The Garden City Telegram
What ever happened to
trust?
By John Peaspanen
December 11, 2001
Marital infidelity is nothing new. But apparently, it has
increased to the point of becoming big business. One
Washington-based company makes suspicious spouses its bread and
butter. In fact, they've got it down to a science.
For years, husbands and wives hired private investigators to peep
through seedy motel windows and follow suspected straying spouses.
Today, many still resort to those methods to uncover cheaters, but
those days may be coming to an end as technology takes over.

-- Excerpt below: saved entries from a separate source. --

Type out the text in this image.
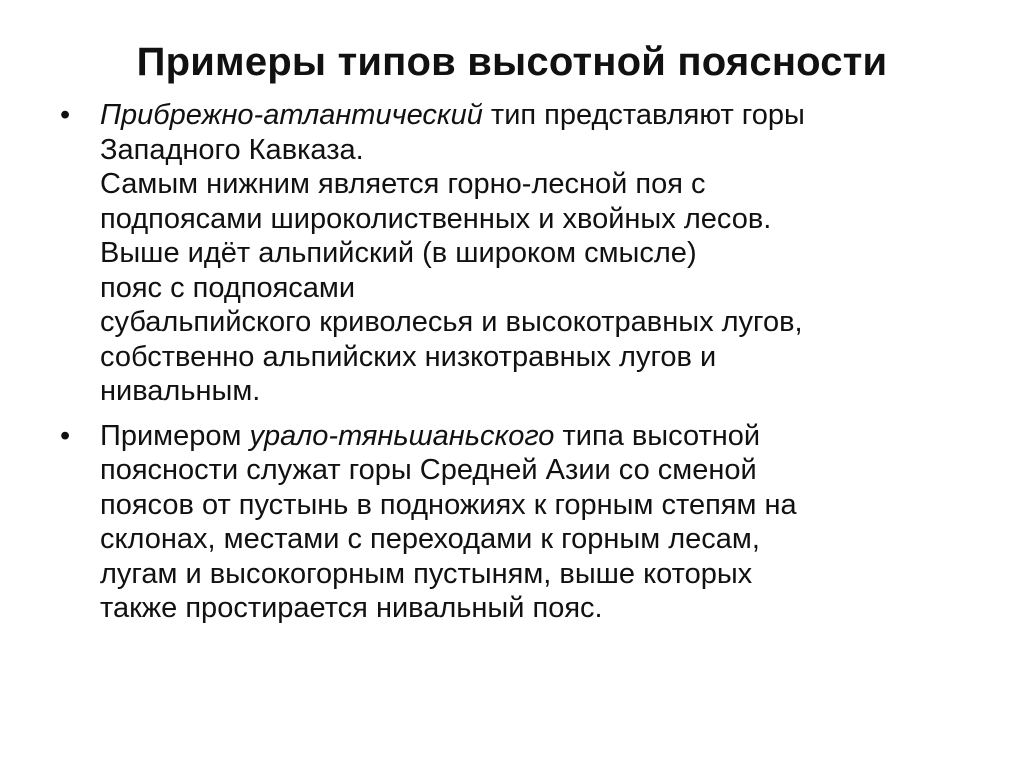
Примеры типов высотной поясности
•	Прибрежно-атлантический тип представляют горы
Западного Кавказа.
Самым нижним является горно-лесной поя с
подпоясами широколиственных и хвойных лесов.
Выше идёт альпийский (в широком смысле)
пояс с подпоясами
субальпийского криволесья и высокотравных лугов,
собственно альпийских низкотравных лугов и
нивальным.
•	Примером урало-тяньшаньского типа высотной
поясности служат горы Средней Азии со сменой
поясов от пустынь в подножиях к горным степям на
склонах, местами с переходами к горным лесам,
лугам и высокогорным пустыням, выше которых
также простирается нивальный пояс.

Infidelity Today has taken the erosion of the modern marriage
into a new arena - the home. It has introduced its new
"infidelity kit" called CheckMate. Sold on the Internet, the product
promises reliable proof of unfaithfulness by way of testing for
bodily emissions.
Anyone who doubts the strength of their vows can play junior
chemist and go in search of the ugly truth. A spouse can test their
loved one's garments in a matter of just five minutes. If a purple
stain appears, eureka! Evidence of sexual fluids, the source of
which remains to be determined. Shirts, blouses, bedding, even car
interiors can be tested for the evidence of potential guilt. And for
$86, the kit has seemed a bargain to the reported thousands who have
already purchased the product.
"I ordered your kit and found semen. I feel justified with this
to take our four kids and divorce (my husband). This is great ...
now I can make his life hell," one satisfied Californian woman
testified on the company's Web site, www.getcheckmate.co.uk.

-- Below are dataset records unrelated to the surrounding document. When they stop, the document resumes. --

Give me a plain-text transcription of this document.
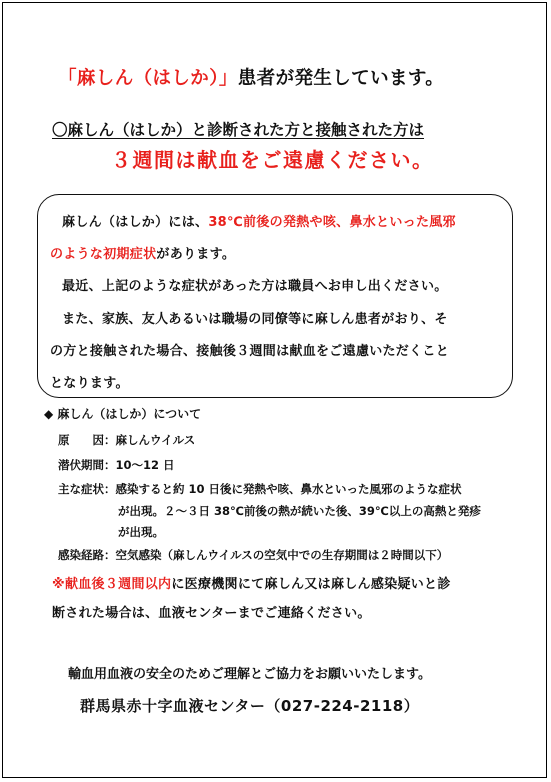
「麻しん（はしか）」患者が発生しています。
〇麻しん（はしか）と診断された方と接触された方は
３週間は献血をご遠慮ください。
麻しん（はしか）には、38℃前後の発熱や咳、鼻水といった風邪
のような初期症状があります。
最近、上記のような症状があった方は職員へお申し出ください。
また、家族、友人あるいは職場の同僚等に麻しん患者がおり、そ
の方と接触された場合、接触後３週間は献血をご遠慮いただくこと
となります。
◆ 麻しん（はしか）について
原　　因：麻しんウイルス
潜伏期間：10〜12 日
主な症状：感染すると約 10 日後に発熱や咳、鼻水といった風邪のような症状
が出現。２〜３日 38℃前後の熱が続いた後、39℃以上の高熱と発疹
が出現。
感染経路：空気感染（麻しんウイルスの空気中での生存期間は２時間以下）
※献血後３週間以内に医療機関にて麻しん又は麻しん感染疑いと診
断された場合は、血液センターまでご連絡ください。
輸血用血液の安全のためご理解とご協力をお願いいたします。
群馬県赤十字血液センター（027-224-2118）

Relationship counselors say the kit is a bad way to sort out
relationship problems and could make the situation worse. According
to them, proving guilt long suspected did not usually make for a
happy ending. No kidding?
If one has to test clothing for semen, they don't need evidence.
They need help. The lack of trust involved with gathering chemical
analysis on the sly is more than a small indication things are on
the rocks. Putting a face with the crime will not make it go away,
if that is what is indeed occurring.
Trust is the foundation of any relationship. As that factor
crumbles, often so does the rest of the bonds that hold two people
together. Talk, not testing, will reveal the true problems at the
core.
The CheckMate kit, while original and certainly decisive, gives
those who have drifted apart a way out of a troubled situation that
is too easy. You would think that something once special would be
worth trying to salvage before resorting to cutting-edge forensic
science.
Couples should try talking to each other before they break out
the beakers and test tubes. What they have to lose is often so much
more valuable than what they have to prove.